Moments of reflection
One of the most poignant moments at Trust Conference was a presentation of images by Reuters photojournalist Clodagh Kilcoyne, who explored the power of photojournalism to help to translate the reality of conflict across borders.
She described the devastating costs to life that people bear during conflict and natural disasters: “Civilians are always caught in the crossfire, and it is important to tell their stories because they pay the highest price.”
One example of this is the recovery of a Ukrainian women, Katarina, who was lying underneath a building turned to rubble during the conflict. After a gruelling five-hour extraction by emergency services, Clodagh remarks: “It was a moment of great hope for everybody on the ground. But so frequently in Ukraine, hope comes with terrible tragedy.
“We later found out that Katarina was deaf, so she could not call out for help. She did not hear the emergency services calling for her. And we later found out that her husband and her one-year-old child lay dead just meters away from her as well. She spent three days in sub-zero temperatures, and somehow survived.” The session was a real moment to pause. A moment for reflection.
AI and emerging technology
Generative AI tools have been dominating headlines and been the focus of much news reporting globally this last year. Fears of the risks of AI taking over our jobs, manipulating the truth, misreporting, and having ownership over us mediocre humans are all too commonplace.
Within our own global network of street papers, we have seen how AI is being used in the newsroom. Earlier this year, for example, the Big Issue South Africa introduced the world to Genevieve Stanley, its AI Guest Editor.
The boldness, and the sophistication, of AI-generated technology was met with some laughs by delegates at Trust Conference as we took a look at the infamous but fake picture of the pope in a white puffer jacket: a reminder to us that we too can be fooled, and that AI is here to stay.
We heard a challenge to the common ‘risk’ narrative on AI from Charlie Beckett, who is a Media Professor at London School of Economics & Political Science (LSE), and also Director of Polis, LSE’s journalism think-tank.
He said: “This is kind of, I suppose, an existential threat. But frankly, journalism has been facing existential threats for decades. And those threats are not just about tech, they are often about nasty politicians and repressive regimes. And increasingly bad actors out there who are populist politicians weaponising anti-media memes, as it were, for their advantage.
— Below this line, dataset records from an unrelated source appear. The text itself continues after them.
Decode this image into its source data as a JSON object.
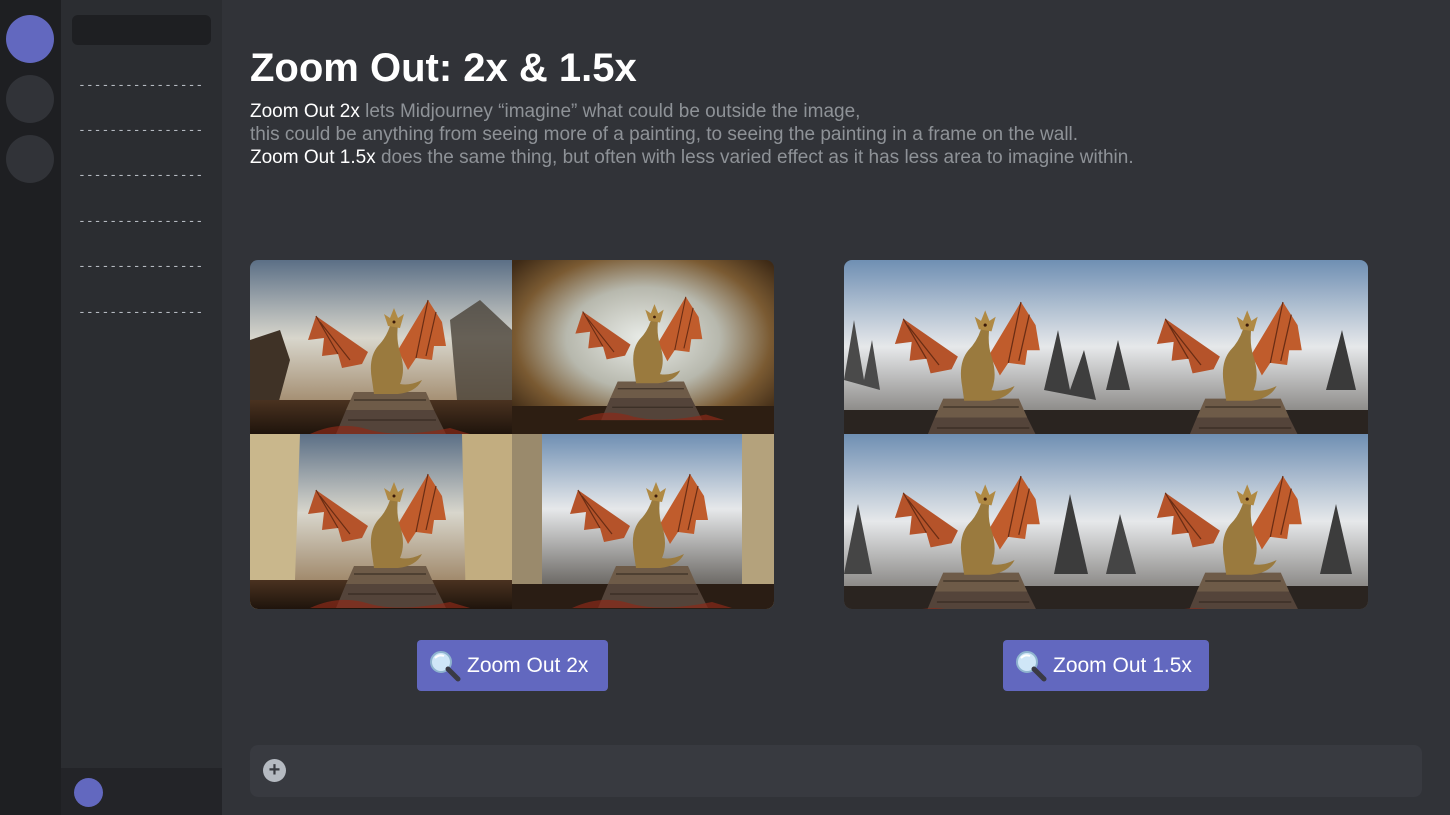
{
  "server_rail": {
    "servers": [
      {
        "name": "server-active",
        "color": "#6268bf"
      },
      {
        "name": "server-2",
        "color": "#313338"
      },
      {
        "name": "server-3",
        "color": "#313338"
      }
    ]
  },
  "sidebar": {
    "channels": [
      {
        "label": "----------------"
      },
      {
        "label": "----------------"
      },
      {
        "label": "----------------"
      },
      {
        "label": "----------------"
      },
      {
        "label": "----------------"
      },
      {
        "label": "----------------"
      }
    ]
  },
  "main": {
    "title": "Zoom Out: 2x & 1.5x",
    "description": {
      "line1_highlight": "Zoom Out 2x",
      "line1_rest": " lets Midjourney “imagine” what could be outside the image,",
      "line2": "this could be anything from seeing more of a painting, to seeing the painting in a frame on the wall.",
      "line3_highlight": "Zoom Out 1.5x",
      "line3_rest": " does the same thing, but often with less varied effect as it has less area to imagine within."
    },
    "grid_2x": {
      "tiles": [
        "dragon-ruins",
        "dragon-framed-painting",
        "dragon-stone-pillars",
        "dragon-framed-wall"
      ]
    },
    "grid_1_5x": {
      "tiles": [
        "dragon-spires-1",
        "dragon-spires-2",
        "dragon-spires-3",
        "dragon-spires-4"
      ]
    },
    "buttons": {
      "zoom_2x_label": "Zoom Out 2x",
      "zoom_1_5x_label": "Zoom Out 1.5x",
      "icon": "magnifying-glass-icon"
    },
    "composer": {
      "plus_icon": "plus-circle-icon",
      "placeholder": ""
    }
  },
  "colors": {
    "accent": "#6268bf",
    "background": "#313338",
    "sidebar": "#2b2d31",
    "rail": "#1e1f22"
  }
}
“I think many of these risks are important and they can be dealt with. You can do things like put your guidelines in place into your newsroom so that your staff understand what the risks are, but also the best practices to avoid harm, and also to reassure your audience, to reassure the public that you are aware of them too.”
There is no doubt that Trust Conference provided a stark reminder of how tough the world of journalism is right now. But on leaving the conference, there was a feeling of optimism in the air about the future role of journalism and how we can defend our democratic rights and freedoms.
For my own organisation and network - which consists of around 260 journalists and editors running 93 separate street paper organisations, across 35 different countries, with a collective aim of ending homelessness and poverty – I think that there is much learning we can take on board.
Not shying away from or being threatened by emerging technologies. Keeping up our responsible reporting on the social issues that matter including conflict, climate change, and legal battles. Championing under-represented groups and people that have been marginalised and ‘othered’ by society. And, maybe most importantly, holding governments and authorities to account.
Journalism should not be a crime, but to take away our freedom to report would be criminal.